Toutefois le sens essentiel de ce chant «Sur les bords des fleuves de Babylone» n'est évidemment pas, pour nous chrétiens, dans cet aspect historique. Ce psaume nous apprend que les Juifs durant leur captivité à Babylone ont appris à aimer leur patrimoine sacré, à le préserver. Les oppresseurs cruels leur disaient : «Chantez-nous un cantique de Sion», et ils leur répondaient : «Comment chanterions-nous un cantique du Seigneur sur une terre étrangère?» /ibid., 3-4/.

Et bien nous, qui avons également vogué sur de nombreux fleuves loin de notre terre natale, nous devrions prendre exemple sur le peuple juif et devrions apprendre à aimer comme il le fit dans la captivité de Babylone à préserver notre patrimoine sacré, à le respecter, à le chérir.

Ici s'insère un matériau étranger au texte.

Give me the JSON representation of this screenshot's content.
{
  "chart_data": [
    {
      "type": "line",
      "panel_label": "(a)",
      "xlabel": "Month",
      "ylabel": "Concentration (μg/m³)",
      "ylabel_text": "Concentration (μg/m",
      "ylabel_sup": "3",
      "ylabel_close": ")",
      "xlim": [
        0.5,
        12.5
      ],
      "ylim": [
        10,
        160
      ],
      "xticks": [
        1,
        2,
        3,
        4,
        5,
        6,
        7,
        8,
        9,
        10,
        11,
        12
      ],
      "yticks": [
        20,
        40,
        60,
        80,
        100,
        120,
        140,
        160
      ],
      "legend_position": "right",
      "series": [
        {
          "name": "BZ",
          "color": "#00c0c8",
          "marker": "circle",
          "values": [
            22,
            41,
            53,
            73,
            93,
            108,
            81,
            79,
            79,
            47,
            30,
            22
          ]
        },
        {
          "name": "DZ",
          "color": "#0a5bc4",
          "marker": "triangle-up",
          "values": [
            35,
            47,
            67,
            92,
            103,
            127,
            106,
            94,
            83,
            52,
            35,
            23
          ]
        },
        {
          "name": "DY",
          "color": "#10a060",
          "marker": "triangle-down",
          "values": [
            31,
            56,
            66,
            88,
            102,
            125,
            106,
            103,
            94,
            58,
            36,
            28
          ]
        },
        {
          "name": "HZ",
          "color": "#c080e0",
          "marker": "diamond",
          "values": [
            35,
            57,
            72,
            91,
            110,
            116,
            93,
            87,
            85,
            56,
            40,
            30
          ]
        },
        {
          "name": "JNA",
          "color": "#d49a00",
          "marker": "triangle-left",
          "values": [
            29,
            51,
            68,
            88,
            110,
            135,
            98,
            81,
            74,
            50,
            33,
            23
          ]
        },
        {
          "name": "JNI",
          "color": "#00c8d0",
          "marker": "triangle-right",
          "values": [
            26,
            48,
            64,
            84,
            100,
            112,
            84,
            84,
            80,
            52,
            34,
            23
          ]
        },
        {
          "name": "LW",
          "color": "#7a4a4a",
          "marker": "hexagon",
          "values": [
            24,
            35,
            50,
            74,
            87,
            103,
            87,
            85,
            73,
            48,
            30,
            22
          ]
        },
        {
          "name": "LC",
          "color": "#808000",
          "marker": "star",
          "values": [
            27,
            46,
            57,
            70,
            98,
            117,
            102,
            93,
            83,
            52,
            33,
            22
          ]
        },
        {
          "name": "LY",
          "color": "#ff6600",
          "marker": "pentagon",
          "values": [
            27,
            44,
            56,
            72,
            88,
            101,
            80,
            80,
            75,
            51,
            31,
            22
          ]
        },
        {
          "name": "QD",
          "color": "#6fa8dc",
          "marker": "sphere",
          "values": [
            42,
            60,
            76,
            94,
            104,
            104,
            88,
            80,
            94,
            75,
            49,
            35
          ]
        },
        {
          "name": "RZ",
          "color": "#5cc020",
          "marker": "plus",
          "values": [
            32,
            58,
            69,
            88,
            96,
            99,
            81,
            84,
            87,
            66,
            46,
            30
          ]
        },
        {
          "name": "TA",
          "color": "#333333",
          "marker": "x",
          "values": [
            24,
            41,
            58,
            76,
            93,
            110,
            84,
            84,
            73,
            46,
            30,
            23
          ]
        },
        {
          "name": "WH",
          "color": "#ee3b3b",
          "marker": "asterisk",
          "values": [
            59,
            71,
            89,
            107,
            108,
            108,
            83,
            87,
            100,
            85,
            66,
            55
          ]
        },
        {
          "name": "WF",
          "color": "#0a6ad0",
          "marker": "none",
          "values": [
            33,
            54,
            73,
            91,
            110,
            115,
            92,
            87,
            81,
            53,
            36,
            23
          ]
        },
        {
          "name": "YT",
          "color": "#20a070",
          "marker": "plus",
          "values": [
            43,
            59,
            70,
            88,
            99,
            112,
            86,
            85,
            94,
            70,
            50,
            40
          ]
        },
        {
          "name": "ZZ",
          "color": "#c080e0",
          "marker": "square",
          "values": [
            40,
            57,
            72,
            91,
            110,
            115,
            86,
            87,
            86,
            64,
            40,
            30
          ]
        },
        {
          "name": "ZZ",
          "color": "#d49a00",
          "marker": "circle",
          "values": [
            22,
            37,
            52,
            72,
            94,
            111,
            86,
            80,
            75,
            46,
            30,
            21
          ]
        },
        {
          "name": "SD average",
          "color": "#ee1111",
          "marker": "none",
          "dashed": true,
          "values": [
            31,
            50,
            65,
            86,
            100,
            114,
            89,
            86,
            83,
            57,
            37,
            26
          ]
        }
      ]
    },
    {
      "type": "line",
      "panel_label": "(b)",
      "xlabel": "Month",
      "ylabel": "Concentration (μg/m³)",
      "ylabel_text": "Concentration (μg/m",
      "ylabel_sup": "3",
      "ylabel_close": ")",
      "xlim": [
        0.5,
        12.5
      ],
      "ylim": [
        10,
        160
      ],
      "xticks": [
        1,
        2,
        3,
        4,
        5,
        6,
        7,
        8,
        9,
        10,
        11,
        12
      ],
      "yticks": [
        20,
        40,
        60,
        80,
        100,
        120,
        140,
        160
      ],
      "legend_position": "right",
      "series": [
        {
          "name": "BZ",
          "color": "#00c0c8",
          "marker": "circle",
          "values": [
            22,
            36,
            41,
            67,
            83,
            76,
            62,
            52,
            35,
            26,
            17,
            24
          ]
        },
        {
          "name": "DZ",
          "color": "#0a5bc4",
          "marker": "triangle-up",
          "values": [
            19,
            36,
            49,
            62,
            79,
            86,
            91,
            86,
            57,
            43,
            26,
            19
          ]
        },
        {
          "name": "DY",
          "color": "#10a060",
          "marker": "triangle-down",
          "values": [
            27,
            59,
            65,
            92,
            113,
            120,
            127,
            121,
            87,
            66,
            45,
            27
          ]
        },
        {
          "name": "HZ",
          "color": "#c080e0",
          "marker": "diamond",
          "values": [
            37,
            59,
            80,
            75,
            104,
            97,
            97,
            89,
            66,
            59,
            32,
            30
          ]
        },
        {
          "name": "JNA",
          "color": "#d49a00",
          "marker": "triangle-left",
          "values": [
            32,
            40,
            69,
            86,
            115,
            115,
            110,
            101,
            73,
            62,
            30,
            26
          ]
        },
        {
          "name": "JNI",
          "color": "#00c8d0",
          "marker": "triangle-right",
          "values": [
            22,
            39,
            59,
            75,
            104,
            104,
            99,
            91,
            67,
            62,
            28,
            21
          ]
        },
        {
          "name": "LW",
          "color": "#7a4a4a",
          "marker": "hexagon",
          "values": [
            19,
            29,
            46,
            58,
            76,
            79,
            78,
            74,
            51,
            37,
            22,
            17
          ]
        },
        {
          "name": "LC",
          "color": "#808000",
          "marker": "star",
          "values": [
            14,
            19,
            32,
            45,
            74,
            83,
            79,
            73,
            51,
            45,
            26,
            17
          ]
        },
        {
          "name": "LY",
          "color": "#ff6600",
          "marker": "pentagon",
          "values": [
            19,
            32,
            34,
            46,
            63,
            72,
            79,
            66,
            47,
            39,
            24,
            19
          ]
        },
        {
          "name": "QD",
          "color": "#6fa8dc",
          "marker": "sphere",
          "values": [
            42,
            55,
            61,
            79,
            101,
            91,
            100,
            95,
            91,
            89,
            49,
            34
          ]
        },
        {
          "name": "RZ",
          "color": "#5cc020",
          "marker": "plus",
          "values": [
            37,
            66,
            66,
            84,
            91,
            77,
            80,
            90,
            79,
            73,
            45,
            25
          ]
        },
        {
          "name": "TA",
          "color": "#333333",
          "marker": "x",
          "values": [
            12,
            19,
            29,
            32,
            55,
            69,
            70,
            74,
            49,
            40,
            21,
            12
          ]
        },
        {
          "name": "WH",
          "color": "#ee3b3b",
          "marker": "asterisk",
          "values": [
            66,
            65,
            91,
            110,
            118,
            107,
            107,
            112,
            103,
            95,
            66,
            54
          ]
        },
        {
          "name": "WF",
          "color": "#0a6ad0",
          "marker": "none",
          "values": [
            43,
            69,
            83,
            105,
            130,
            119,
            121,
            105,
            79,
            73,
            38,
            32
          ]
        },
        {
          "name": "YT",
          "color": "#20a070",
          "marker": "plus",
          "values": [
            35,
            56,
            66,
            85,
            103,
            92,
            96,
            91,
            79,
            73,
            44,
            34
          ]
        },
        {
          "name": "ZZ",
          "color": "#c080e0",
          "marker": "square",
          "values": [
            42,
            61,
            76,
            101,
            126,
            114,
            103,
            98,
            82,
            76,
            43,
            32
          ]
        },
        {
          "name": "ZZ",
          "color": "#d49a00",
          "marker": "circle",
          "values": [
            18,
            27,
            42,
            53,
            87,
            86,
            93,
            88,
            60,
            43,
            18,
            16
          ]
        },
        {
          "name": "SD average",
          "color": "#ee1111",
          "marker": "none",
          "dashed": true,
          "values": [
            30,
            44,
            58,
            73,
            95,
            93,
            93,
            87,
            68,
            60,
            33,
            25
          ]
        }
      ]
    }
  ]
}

Mais le sens spirituel de ce psaume nous a été donné par notre grand starets Ambroise conformément aux écrits patristiques. Dans une de ses lettres édifiantes, s'adressant à lui-même, il dit : «Fille de Babylone, toi ma chair maudite, quand apprendrai-je à briser tes enfants impies sur le roc de la foi?». Lorsque le péché est tout juste apparu dans notre âme, mais ne s'en est pas encore rendu maître, les saints Pères l'appellent «enfant impie», cela veut dire que c'est lorsque la tentation du péché pointe dans notre âme que nous pouvons et devons le vaincre. Si nous retenons en notre âme et notre esprit cette chose qui nous tente et nous séduit, si nous lui prêtons attention, elle devient alors de plus en plus aiguë et attirante, et plus elle reste en notre âme, plus elle sera difficile à vaincre. C'est pourquoi notre grand starets dit qu'il faut «briser ces enfants impies sur le roc de la foi». Il faut lutter contre le péché, le rejeter hors de nous, dès lors qu'il apparaît en notre âme et ne s'en est pas rendu encore maître, tant qu'il est encore faible comme un enfant.

Peut-être avez-vous lu ce récit où un vieux moine apprenait à un jeune novice à lutter contre les péchés et lui disait : «Arrache cet arbrisseau», ce que le novice fit sans peine. Et maintenant, arrache cet arbre-là », dit le moine. Cet arbre était beaucoup plus gros, plus vieux et le jeune novice l'arracha, mais avec beaucoup de peine. «Et maintenant arrache celui-ci», — dit-il en indiquant un vieux gros chêne, et bien évidemment le novice ne pouvait pas l'arracher. Le starets lui dit alors : «Souviens-toi, il faut lutter contre le péché dès qu'il se manifeste, sinon il se transforme en habitude et il devient très difficile de le vaincre, car imperceptiblement il s'emparera de ton âme et tu ne pourras plus t'en détacher».

Et c'est bien de cette lutte contre le péché dont nous parle ce chant «Sur les fleuves de Babylone» en nous apprenant que la moindre tentation pécheresse qui s'approche de nous doit être brisée sur le roc de la foi pour ne pas lui donner le temps de s'emparer de notre âme. Amen.